For one, democratic leaders can use the claim of information warfare as an excuse to attack viable opposition. In February 2016, for example, Lithuanian Prime Minister Algirdas Butkevičius alleged, with no proof, that strikes by the Trade Union of Lithuanian Teachers are influenced by Moscow. He apologized a day later, saying that he’d only meant to signal the pro-Putin proclivities of the union’s Russian counterparts.
Others can use the claim of an information war to go after the press. Ukrainian President Petro Poroshenko has called a New York Times editorial criticizing his lack of reforms part of Russia’s “hybrid war” against Ukraine, while his interior minister, Arsen Avakov, labels independent Ukrainian journalists who do not toe the government line “liberal-separatists.” (Many of the journalists have received death threats.)
In Ukraine, there are also attempts to bring in new legislation which would allow for censorship under the cover of defending against “information aggression.” The OSCE Representative on Freedom of the Media criticized the proposed bill for potentially preventing media from acting as a watchdog on government. The Ukrainian parliament has not yet voted on the proposed change.
Such legislative tactics actually play directly into the Kremlin’s hands. Moscow’s aim is to sharpen the divisions in societies, to stir discontent and alienate communities. Those divisions can be severe.

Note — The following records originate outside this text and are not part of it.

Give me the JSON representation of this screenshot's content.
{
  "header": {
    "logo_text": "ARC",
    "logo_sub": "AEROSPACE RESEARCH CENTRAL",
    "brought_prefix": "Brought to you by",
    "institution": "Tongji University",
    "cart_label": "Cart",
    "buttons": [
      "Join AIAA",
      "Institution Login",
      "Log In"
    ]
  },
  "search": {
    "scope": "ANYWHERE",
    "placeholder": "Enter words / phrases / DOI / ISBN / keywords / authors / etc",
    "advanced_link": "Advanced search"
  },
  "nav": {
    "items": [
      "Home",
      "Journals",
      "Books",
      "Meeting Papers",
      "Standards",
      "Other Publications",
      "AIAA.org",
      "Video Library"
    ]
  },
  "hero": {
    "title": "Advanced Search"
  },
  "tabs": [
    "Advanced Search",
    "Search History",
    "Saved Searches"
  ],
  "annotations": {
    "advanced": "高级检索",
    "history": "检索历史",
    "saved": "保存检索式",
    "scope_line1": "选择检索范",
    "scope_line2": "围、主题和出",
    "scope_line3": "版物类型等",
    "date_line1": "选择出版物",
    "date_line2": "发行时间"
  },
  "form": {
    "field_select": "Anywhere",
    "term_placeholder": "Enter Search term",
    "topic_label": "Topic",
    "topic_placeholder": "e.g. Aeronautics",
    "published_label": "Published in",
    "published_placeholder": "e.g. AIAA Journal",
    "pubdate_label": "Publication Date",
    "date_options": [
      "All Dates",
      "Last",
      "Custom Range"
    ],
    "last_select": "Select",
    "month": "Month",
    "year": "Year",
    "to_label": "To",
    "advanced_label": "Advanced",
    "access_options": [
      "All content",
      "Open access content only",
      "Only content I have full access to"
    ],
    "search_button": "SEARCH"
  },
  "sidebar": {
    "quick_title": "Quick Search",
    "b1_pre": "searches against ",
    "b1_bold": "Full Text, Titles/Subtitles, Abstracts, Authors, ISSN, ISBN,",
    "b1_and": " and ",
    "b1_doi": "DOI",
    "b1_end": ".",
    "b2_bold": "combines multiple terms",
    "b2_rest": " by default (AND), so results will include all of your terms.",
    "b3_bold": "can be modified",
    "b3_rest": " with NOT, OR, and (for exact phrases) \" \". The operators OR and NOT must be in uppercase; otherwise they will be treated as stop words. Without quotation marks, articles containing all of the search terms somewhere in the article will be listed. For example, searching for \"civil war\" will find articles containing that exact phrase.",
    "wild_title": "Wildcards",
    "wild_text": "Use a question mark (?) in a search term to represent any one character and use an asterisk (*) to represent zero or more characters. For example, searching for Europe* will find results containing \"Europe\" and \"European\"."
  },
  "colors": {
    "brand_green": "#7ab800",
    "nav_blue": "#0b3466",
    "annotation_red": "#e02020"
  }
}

In EU-member Latvia, for instance, one recent study by the Latvian Defense Academy found that 41.3 percent of some 1,715 respondents who speak Russian at home believe that “Russian intervention” to defend their “rights and interests” is “necessary and justified.” Initiatives by Latvian politicians to test Russian-language teachers for “loyalty” and to expel Russian-speakers might only help sharpen these divisions.
Ultimately, whoever wages it, an “information war” is a model used to explain the world which actually explains nothing. This doesn’t mean the West should ignore the challenge of Active Measures 2.0, but it needs to find its own way of evaluating them and its own language for combating them. Democracies are in a double bind: How can they respond to the Kremlin without becoming like it?